Il faut vraiment être né de la dernière pluie pour ne pas savoir que la folie du pouvoir est grandement responsable de la désillusion des peuples devant la quasi-impossibilité de mener des élections à terme dans l’honneur et le respect d’une démocratie qui est souvent promise, mais rarement réalisée. Raison de plus pour rester vigilants. Nous avons cru longtemps qu’il suffisait qu’un peuple puisse désigner ses choix de représentants au suffrage universel pour que la démocratie soit assurée. Le suffrage devenait garant de l’expression directe des décisions d’une population. La majorité du vote assurait le passage civilisé d’une équipe à une autre dans le respect des opinions divergentes que le vote devrait confirmer. Quant au référendum… n’en parlons pas.

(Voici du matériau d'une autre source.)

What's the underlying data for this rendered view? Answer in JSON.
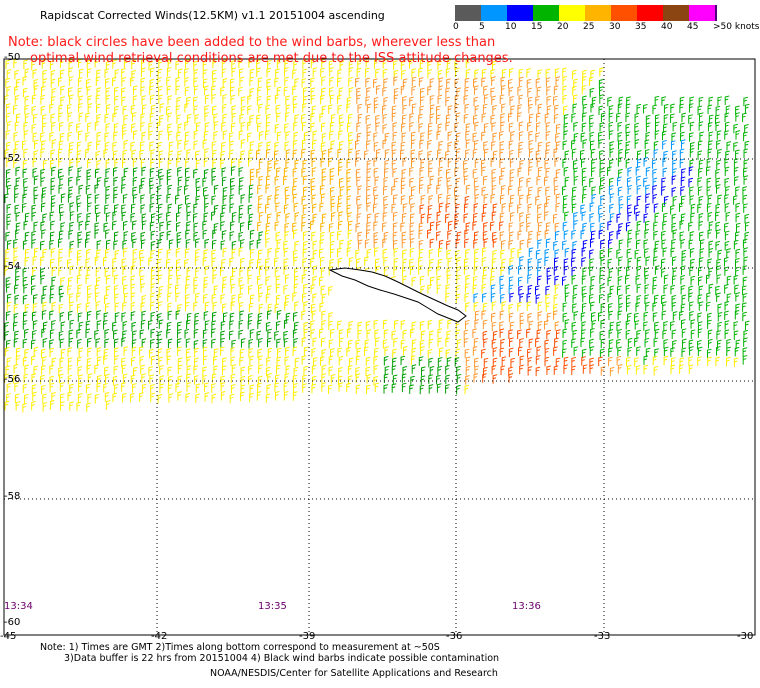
{
  "title": "Rapidscat Corrected Winds(12.5KM) v1.1 20151004 ascending",
  "note_line1": "Note: black circles have been added to the wind barbs, wherever less than",
  "note_line2": "optimal wind retrieval conditions are met due to the ISS attitude changes.",
  "colorbar": {
    "labels": [
      "0",
      "5",
      "10",
      "15",
      "20",
      "25",
      "30",
      "35",
      "40",
      "45",
      ">50 knots"
    ],
    "colors": [
      "#5a5a5a",
      "#0096ff",
      "#0000ff",
      "#00b400",
      "#ffff00",
      "#ffb400",
      "#ff5000",
      "#ff0000",
      "#8b4513",
      "#ff00ff",
      "#500080"
    ]
  },
  "axes": {
    "lon_labels": [
      "-45",
      "-42",
      "-39",
      "-36",
      "-33",
      "-30"
    ],
    "lat_labels": [
      "-50",
      "-52",
      "-54",
      "-56",
      "-58",
      "-60"
    ],
    "time_labels": [
      "13:34",
      "13:35",
      "13:36"
    ]
  },
  "footer": {
    "line1": "Note: 1) Times are GMT 2)Times along bottom correspond to measurement at ~50S",
    "line2": "3)Data buffer is 22 hrs from 20151004 4) Black wind barbs indicate possible contamination",
    "line3": "NOAA/NESDIS/Center for Satellite Applications and Research"
  }
}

C’est pourquoi il est nécessaire de rester des citoyens et des citoyennes engagés. Nous venons de vivre une expérience qui devrait nous faire réfléchir. Tous. Le suffrage universel, manipulé, mal éclairé, faussé ou volé ne garantit rien du tout. Le référendum non plus. La démocratie est une fleur fragile. Ce serait bien qu’on y veille.